In my last post here, I basically called for a renaissance of Democratic strategic debate as an urgent priority, and am gratified it got a robust response.
Probably the best way for me to encourage this debate along at this point is to note some real obstacles to clear-eyed strategic thinking. And I’m afraid we’ve been offered one by a Democratic senator who very nearly lost a “safe seat,” Mark Warner of VA, as I noted today at Washington Monthly.
Anybody who paid close attention to Mark Warner’s 2001 gubernatorial campaign probably remembers it as a strategic masterpiece. Facing a Republican with a Richmond-area base, Warner spent a lot of time in rural southwest Virginia, where no statewide Democratic candidate had done well for quite a few years. He won these areas, and no, the legends of Mudcat Sanders notwithstanding, he didn’t do it by sponsoring NASCAR race vehicles or even by putting up those ingenious “Sportsmen for Warner” yard signs festooned with hunting rifles and fishing gear (which I remember distinctly as a resident of rural Piedmont Virginia at the time). He won by spending a lot of time in the area and talking convincingly about how technology could enable poor and isolated rural areas to escape their geographical limitation and even leapfrog cities in growth and prosperity. It was pretty inspiring, actually, and it worked. Until it didn’t.
Four years later Tim Kaine ran to succeed Warner, and in part because his opponent had his own base in SW VA, he adopted an entirely different strategy focused on metro suburbs, and that worked just as well as Warner’s. A year later Jim Webb, a guy far better positioned to appeal to Scots-Irish mountain people than Warner could ever have been, won almost entirely by winning traditional Democratic urban/suburban areas.

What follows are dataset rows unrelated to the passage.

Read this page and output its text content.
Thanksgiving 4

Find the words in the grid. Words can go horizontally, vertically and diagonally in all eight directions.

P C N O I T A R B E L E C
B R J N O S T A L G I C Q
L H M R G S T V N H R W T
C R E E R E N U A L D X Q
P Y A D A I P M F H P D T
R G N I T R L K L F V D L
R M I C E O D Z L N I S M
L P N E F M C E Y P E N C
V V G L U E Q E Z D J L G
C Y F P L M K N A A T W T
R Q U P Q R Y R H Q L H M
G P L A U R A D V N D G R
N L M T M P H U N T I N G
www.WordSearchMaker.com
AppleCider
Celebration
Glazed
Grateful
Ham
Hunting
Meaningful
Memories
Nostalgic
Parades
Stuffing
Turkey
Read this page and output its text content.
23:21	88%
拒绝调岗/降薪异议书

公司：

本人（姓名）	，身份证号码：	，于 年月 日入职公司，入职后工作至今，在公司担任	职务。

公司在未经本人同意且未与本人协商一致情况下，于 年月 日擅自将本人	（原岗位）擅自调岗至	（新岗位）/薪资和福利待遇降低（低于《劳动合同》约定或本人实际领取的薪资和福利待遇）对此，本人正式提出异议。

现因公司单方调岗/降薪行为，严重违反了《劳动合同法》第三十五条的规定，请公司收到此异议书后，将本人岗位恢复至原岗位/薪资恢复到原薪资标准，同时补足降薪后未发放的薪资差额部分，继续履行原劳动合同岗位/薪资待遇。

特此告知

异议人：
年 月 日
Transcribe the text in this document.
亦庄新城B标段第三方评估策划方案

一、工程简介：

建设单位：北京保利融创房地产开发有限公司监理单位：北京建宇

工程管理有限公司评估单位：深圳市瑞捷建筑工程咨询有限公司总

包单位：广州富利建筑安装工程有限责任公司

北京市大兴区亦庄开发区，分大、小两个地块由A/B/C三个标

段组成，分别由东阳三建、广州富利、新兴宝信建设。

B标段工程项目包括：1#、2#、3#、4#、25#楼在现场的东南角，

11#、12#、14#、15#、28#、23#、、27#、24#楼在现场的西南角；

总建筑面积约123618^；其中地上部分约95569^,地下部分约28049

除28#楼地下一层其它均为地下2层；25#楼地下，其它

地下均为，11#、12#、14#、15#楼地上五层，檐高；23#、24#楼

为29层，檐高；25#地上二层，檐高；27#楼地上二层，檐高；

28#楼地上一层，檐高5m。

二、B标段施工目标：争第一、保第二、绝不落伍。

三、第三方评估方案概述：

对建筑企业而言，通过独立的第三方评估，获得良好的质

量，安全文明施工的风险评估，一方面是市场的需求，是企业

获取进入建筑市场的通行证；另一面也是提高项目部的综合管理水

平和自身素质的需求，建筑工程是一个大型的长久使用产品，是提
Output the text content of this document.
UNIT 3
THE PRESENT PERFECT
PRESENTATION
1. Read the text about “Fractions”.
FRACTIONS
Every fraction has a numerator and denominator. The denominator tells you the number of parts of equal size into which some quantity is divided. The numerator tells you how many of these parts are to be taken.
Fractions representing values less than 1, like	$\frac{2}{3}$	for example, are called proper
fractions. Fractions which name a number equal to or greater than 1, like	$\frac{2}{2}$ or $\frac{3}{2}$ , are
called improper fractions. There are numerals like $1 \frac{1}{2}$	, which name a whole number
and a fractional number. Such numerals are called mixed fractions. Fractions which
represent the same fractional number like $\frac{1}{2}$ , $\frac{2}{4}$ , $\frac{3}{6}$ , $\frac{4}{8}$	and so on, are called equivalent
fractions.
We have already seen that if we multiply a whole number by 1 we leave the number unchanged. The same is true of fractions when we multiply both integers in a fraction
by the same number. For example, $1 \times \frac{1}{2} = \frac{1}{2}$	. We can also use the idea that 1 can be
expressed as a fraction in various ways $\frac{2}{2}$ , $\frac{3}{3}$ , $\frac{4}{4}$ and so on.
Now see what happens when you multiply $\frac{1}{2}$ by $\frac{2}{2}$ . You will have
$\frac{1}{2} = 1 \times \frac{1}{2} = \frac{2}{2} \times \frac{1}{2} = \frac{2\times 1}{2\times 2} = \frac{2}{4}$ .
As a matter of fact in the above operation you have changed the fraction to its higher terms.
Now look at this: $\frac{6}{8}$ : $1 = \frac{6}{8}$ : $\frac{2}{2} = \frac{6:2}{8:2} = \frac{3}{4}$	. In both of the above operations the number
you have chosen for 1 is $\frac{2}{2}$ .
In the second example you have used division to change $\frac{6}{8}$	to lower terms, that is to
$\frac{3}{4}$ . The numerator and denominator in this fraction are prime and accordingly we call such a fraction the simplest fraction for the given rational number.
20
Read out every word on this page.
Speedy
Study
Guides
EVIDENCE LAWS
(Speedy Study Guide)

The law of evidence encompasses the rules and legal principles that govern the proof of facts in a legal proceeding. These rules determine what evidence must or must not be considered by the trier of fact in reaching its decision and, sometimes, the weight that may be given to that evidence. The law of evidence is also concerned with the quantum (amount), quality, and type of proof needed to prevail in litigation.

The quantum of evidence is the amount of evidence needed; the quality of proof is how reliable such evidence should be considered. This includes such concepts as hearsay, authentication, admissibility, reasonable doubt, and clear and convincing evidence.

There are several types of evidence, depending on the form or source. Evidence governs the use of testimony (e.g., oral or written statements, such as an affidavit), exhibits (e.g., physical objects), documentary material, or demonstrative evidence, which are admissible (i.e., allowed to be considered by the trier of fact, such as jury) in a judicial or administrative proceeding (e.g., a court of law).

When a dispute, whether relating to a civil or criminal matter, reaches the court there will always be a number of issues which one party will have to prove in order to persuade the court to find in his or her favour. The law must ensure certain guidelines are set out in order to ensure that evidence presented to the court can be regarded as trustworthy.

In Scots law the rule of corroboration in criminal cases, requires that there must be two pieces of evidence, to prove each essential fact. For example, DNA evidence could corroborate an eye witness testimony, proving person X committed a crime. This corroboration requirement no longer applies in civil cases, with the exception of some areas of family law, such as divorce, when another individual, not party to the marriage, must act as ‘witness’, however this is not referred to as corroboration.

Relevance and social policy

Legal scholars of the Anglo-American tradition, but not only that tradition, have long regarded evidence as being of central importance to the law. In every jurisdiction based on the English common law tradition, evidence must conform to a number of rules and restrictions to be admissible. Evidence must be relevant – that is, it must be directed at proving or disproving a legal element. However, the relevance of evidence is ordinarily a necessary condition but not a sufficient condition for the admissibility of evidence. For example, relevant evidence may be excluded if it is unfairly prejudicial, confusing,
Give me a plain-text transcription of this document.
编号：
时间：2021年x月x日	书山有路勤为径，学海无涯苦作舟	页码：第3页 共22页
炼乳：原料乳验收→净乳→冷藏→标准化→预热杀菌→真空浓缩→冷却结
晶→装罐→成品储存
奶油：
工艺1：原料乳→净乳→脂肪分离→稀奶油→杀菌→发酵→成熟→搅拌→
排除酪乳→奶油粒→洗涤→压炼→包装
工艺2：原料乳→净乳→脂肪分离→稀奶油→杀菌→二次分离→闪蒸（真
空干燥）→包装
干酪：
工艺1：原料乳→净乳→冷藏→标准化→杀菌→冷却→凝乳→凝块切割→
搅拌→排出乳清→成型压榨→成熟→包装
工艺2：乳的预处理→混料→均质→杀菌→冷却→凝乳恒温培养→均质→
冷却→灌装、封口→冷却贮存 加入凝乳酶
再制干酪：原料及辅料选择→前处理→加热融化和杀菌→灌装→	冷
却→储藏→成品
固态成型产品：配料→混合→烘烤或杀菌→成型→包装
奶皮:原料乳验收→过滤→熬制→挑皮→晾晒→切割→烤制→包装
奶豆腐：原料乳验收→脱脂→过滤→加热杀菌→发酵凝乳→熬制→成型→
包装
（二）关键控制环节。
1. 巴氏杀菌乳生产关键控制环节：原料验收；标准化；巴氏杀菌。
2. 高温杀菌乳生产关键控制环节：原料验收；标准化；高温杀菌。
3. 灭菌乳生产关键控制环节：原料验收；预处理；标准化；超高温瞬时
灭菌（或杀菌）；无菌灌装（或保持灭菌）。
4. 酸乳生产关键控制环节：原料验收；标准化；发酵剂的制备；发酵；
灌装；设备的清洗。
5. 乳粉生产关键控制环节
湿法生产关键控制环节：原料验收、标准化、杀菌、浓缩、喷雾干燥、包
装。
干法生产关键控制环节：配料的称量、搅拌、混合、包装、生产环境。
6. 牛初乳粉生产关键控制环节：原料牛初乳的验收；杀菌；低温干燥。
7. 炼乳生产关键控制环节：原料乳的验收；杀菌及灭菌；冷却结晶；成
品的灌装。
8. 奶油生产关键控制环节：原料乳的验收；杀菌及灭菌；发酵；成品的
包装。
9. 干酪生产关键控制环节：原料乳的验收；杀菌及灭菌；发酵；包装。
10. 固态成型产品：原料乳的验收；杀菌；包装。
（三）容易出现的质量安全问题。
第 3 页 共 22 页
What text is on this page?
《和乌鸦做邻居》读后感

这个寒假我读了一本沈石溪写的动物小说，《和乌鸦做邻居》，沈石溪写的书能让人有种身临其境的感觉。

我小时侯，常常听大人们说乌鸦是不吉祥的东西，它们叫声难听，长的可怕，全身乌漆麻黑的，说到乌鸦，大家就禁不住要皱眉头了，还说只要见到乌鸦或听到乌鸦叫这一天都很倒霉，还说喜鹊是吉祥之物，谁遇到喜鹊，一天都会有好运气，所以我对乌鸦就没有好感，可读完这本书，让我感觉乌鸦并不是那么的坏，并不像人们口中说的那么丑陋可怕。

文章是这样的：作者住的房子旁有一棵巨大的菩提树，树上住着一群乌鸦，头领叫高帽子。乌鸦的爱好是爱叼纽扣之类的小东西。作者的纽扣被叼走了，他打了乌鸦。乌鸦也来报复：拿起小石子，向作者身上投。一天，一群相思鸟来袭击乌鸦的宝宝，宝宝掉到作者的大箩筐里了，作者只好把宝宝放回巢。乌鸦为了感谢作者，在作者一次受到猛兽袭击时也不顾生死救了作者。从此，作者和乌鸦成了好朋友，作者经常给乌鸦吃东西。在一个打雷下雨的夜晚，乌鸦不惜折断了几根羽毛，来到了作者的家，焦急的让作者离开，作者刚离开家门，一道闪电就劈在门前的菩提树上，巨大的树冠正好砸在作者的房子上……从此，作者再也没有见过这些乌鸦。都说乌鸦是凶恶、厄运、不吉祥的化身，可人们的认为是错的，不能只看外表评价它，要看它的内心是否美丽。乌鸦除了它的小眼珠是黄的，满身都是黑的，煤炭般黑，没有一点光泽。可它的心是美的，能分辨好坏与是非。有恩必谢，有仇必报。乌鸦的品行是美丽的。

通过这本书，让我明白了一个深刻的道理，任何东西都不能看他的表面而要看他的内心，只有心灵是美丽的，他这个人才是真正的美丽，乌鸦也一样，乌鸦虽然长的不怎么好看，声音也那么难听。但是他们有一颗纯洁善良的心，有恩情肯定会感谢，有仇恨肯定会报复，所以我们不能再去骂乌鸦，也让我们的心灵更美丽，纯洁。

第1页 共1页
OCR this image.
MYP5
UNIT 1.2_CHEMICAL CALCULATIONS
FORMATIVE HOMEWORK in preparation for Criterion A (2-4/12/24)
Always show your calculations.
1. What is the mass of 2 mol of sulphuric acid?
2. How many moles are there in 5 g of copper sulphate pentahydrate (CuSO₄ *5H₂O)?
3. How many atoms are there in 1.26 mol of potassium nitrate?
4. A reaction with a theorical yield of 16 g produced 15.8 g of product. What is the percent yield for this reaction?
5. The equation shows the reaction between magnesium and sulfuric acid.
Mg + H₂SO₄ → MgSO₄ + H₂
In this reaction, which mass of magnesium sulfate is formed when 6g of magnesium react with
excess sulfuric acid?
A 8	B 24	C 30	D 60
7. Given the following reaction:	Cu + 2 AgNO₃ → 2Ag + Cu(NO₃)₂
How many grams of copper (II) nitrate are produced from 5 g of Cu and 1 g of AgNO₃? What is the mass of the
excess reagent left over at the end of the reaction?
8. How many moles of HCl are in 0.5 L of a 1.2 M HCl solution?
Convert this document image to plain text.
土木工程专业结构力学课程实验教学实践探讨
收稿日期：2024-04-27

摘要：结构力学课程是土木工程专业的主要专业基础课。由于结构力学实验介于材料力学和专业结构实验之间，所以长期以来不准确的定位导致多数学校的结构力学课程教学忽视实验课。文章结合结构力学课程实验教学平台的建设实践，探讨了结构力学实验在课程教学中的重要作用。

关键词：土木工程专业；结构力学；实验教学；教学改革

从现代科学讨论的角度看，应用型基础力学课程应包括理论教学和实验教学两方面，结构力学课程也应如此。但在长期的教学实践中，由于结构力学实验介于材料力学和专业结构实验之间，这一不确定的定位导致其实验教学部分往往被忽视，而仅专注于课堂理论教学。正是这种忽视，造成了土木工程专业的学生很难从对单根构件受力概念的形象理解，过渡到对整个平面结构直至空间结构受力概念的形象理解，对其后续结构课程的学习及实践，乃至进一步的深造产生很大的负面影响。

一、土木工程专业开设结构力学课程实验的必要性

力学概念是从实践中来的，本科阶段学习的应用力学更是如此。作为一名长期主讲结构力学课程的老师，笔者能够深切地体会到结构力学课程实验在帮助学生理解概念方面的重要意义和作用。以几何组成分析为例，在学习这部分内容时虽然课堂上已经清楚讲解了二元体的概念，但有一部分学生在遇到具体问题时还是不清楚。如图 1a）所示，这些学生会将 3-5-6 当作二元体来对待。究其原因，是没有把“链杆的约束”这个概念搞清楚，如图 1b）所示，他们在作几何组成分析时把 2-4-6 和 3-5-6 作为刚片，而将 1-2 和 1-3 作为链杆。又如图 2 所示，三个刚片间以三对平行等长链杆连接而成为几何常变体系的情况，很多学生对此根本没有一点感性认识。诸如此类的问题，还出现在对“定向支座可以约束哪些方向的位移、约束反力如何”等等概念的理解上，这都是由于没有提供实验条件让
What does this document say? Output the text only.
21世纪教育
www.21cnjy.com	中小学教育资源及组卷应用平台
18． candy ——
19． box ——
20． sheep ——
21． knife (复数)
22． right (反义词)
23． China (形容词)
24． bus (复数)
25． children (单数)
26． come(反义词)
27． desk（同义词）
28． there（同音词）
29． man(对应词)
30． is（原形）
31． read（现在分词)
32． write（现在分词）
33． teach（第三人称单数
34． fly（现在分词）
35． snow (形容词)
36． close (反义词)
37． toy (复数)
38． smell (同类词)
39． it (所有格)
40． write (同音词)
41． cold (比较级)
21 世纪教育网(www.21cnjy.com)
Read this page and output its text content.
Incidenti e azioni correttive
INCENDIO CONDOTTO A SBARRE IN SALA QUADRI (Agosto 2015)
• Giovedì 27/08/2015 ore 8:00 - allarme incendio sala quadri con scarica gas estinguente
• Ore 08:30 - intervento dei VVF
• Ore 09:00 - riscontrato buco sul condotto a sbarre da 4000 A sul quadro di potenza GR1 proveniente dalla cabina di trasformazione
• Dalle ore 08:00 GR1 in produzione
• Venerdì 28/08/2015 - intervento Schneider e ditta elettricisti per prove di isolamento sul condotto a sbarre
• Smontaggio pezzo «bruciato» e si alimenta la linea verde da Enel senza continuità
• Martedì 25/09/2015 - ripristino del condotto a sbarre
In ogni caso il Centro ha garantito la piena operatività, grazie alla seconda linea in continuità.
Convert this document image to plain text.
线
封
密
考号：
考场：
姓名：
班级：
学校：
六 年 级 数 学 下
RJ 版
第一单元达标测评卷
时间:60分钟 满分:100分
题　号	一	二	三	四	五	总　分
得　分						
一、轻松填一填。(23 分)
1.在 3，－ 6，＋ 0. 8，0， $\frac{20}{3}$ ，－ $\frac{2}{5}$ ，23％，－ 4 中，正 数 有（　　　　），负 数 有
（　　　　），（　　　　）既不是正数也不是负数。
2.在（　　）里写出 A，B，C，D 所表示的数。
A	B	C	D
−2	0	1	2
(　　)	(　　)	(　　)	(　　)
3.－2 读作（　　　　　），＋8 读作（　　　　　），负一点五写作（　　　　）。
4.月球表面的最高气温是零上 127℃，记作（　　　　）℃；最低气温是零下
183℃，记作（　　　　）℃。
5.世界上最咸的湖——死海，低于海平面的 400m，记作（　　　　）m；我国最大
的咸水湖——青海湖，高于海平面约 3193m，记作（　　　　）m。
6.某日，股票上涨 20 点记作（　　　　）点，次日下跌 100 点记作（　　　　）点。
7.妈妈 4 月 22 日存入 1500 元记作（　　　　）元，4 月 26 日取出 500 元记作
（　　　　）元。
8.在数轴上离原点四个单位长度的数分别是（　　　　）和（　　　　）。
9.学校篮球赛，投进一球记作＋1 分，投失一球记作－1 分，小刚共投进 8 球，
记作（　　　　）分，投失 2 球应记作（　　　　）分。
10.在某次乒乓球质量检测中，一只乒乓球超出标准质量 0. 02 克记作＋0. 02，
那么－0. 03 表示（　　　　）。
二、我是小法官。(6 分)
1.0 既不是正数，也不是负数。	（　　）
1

By the time Creigh Deeds–himself from rural central Virginia–ran for governor in 2009, Democrats were just getting killed in rural areas, as they were pretty much all over the country. And then Terry McAuliffe broke VA Democrats’ brief losing streak by concentrating on turning out “base” voters in the cities and the NoVa suburbs probably more than anyone ever had, and won narrowly.
I cite all this history as prologue to a comment by Mark Warner this week (as reported by WaPo’s Jenna Portnoy and Rachel Weiner), when he was asked why he didn’t emulate T-Mac’s strategy of focusing on Democratic “base” areas in a campaign where turnout was everything:
“My path has been very different from Terry’s or Tim’s or others’,” Warner said in an interview with The Washington Post before the election. “To the annoyance of some of my so-called staff, I’m going to Abingdon and Russell County now because Southwest Virginia gave me a start, and I’m not going to cede one part.”
The counties in that region voted for Gillespie, sometimes by more than 30 points over Warner.
Even the most brilliant strategy becomes a millstone when it’s not adapted to changing political circumstances. So beware of anybody’s iron “model” from the past on how to win elections. More often than not, the real lesson taught by successful political strategies is to remember that yesterday’s audacious and innovative approach can become today’s stale CW and tomorrow’s upset loss.